L’interprétation de la finalité de la mesure est avant tout factuelle. À partir du moment où la mesure s’inscrit dans une logique de « protection » de la santé des personnes et des animaux ou de « préservation » des végétaux, le Groupe spécial conclut en l’existence d’un risque, et que par conséquent elle entre dans le champ d’application de l’article XX b) [44]. En l’espèce, la décision de l’Union européenne semble viser cette triple protection. Elle vise en premier lieu la préservation des végétaux dans les pays exportateurs de produits forestiers, et partant, la protection de la vie des personnes et des animaux. Cette solution est confortée par une seconde décision de l’ORD dans laquelle il affirme qu’il n’est pas nécessaire de prouver l’existence d’une certitude scientifique quant aux risques futurs avant de prendre une mesure environnementale [45]. C’est l’application du principe de précaution en matière environnementale [46].

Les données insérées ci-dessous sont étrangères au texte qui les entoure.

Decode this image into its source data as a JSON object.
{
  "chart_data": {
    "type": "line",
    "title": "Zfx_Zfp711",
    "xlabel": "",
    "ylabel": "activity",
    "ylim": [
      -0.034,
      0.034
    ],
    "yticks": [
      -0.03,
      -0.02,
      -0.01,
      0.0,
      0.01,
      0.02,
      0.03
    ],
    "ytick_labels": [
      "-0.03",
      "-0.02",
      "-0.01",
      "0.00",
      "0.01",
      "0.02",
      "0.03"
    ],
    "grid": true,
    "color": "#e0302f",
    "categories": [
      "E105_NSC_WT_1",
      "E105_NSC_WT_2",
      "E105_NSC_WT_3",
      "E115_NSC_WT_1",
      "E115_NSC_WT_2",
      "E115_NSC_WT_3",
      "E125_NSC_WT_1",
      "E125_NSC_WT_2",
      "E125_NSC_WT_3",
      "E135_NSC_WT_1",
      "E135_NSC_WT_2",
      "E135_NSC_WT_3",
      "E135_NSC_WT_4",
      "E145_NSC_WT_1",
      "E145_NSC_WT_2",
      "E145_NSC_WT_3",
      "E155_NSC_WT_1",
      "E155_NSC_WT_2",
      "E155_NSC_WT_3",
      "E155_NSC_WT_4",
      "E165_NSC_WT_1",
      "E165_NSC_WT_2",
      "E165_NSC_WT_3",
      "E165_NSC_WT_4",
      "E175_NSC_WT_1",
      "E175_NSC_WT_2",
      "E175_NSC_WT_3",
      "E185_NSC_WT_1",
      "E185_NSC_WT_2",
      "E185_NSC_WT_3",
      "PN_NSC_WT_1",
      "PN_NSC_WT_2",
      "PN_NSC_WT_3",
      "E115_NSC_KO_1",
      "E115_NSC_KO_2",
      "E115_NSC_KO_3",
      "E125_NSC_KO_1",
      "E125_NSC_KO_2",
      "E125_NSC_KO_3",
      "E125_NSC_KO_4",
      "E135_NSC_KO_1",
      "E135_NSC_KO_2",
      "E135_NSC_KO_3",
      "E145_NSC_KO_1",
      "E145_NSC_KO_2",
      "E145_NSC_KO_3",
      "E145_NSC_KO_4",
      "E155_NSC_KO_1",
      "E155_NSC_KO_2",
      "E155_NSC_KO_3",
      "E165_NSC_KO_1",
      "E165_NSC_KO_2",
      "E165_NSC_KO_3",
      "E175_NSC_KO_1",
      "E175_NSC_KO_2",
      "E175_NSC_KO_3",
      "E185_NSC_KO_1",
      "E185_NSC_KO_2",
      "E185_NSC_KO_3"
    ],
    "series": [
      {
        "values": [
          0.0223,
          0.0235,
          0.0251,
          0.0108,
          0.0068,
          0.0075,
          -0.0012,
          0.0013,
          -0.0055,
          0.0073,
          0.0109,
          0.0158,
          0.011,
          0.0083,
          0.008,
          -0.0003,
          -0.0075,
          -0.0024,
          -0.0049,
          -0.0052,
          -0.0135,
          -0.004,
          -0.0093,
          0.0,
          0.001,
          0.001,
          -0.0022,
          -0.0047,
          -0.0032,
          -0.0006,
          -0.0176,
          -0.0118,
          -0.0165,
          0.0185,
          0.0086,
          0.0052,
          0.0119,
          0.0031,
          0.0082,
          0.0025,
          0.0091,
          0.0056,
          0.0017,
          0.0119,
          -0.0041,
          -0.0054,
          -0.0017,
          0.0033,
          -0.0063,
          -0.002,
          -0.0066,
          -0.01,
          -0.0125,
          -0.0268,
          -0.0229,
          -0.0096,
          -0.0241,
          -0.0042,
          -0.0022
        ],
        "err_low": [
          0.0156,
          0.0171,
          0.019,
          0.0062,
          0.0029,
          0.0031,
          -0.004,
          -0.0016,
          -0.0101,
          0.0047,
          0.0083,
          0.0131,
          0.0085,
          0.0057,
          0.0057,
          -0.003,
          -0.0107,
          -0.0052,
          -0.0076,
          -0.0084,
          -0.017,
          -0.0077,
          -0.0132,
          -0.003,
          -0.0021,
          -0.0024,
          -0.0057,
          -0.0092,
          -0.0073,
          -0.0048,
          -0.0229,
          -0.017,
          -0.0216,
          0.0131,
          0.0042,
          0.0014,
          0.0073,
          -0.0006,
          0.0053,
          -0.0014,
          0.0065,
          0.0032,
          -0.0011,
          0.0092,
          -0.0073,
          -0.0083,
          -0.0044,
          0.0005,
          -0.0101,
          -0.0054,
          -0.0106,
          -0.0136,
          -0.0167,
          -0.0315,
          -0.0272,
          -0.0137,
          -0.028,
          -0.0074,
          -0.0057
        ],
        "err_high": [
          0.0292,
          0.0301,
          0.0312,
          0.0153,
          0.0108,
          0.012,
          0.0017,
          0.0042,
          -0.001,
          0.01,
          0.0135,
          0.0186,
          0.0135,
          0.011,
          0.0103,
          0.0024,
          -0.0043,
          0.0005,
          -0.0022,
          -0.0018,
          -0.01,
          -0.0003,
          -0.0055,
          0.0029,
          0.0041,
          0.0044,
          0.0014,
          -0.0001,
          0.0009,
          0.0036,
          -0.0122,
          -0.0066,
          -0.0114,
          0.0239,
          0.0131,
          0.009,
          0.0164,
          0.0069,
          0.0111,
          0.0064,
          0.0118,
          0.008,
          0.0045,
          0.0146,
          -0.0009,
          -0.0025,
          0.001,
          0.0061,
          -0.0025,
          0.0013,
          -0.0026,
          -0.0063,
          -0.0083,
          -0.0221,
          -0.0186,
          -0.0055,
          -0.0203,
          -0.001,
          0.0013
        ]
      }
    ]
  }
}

Toutefois, le Rapport du Groupe spécial dans l’affaire Thon I nous permet de relativiser la conformité de la décision européenne aux exceptions environnementales du GATT. Le litige oppose les États-Unis au Mexique au sujet des importations de thon. Les États-Unis dénoncent non pas la qualité du produit, mais le procédé « non-écologique » de la pêche du thon. Ils refusent d’importer le thon mexicain au motif que les techniques utilisées entrainent la mort accidentelle de dauphins, une espèce protégée par la loi américaine [47].

Sur le fondement de l’article XI du GATT, le Mexique estime que contrairement à ce que les États-Unis soutiennent, la règlementation américaine ne vise pas la protection des mammifères marins menacés de disparition, mais constitue une simple restriction quantitative à l’importation. Quant aux États-Unis, ils se fondent sur l’absence de discrimination (art. III.4 du GATT).

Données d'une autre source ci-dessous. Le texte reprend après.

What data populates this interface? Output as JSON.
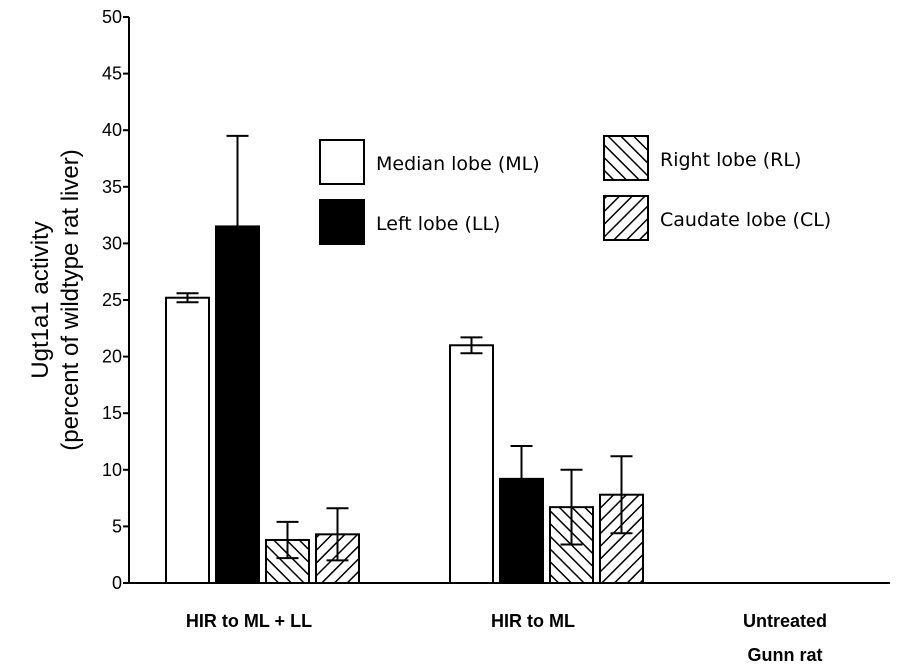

Ils soutiennent que l’article III 4) du GATT relatif aux discriminations règlementaires entre des produits similaires n’est pas applicable en l’espèce, le thon importé n’étant pas similaire au thon américain. Ils estiment que le thon importé n’est pas écologique, puisque pêché suivant une technique portant atteinte à une espèce menacée, contrairement au thon américain. Cette affaire pose une question intéressante : les règles commerciales permettent-elles de prendre des mesures visant la méthode de production des produits et non la qualité des produits eux-mêmes ?

En réponse à cette question, le Groupe spécial a estimé que l’article III du GATT vise la similarité des produits et non la similarité des processus de production. Ce faisant, ces derniers n’entrent pas dans les critères d’appréciation de la similarité. Tout en refusant aux États-Unis la possibilité d’invoquer les exceptions environnementales de l’article XX b) et g) du GATT, le Groupe spécial conclut qu’« un État ne peut restreindre le commerce de marchandises résultant d’un processus de fabrication ou de production non écologique » [48].

Cette affaire correspond davantage à la situation de l’Union européenne et ses partenaires commerciaux dans laquelle la mesure porte non pas sur la qualité des produits exportés (cacao, soja, huile de palme, etc.), mais sur la façon de les obtenir, en l’occurrence la déforestation. Même si le Rapport du Groupe spécial dans l’affaire Thon I n’a pas été finalement adopté, il nous permet de conclure qu’il n’est pas exclu d’écarter la décision de l’Union européenne des exceptions environnementales du GATT.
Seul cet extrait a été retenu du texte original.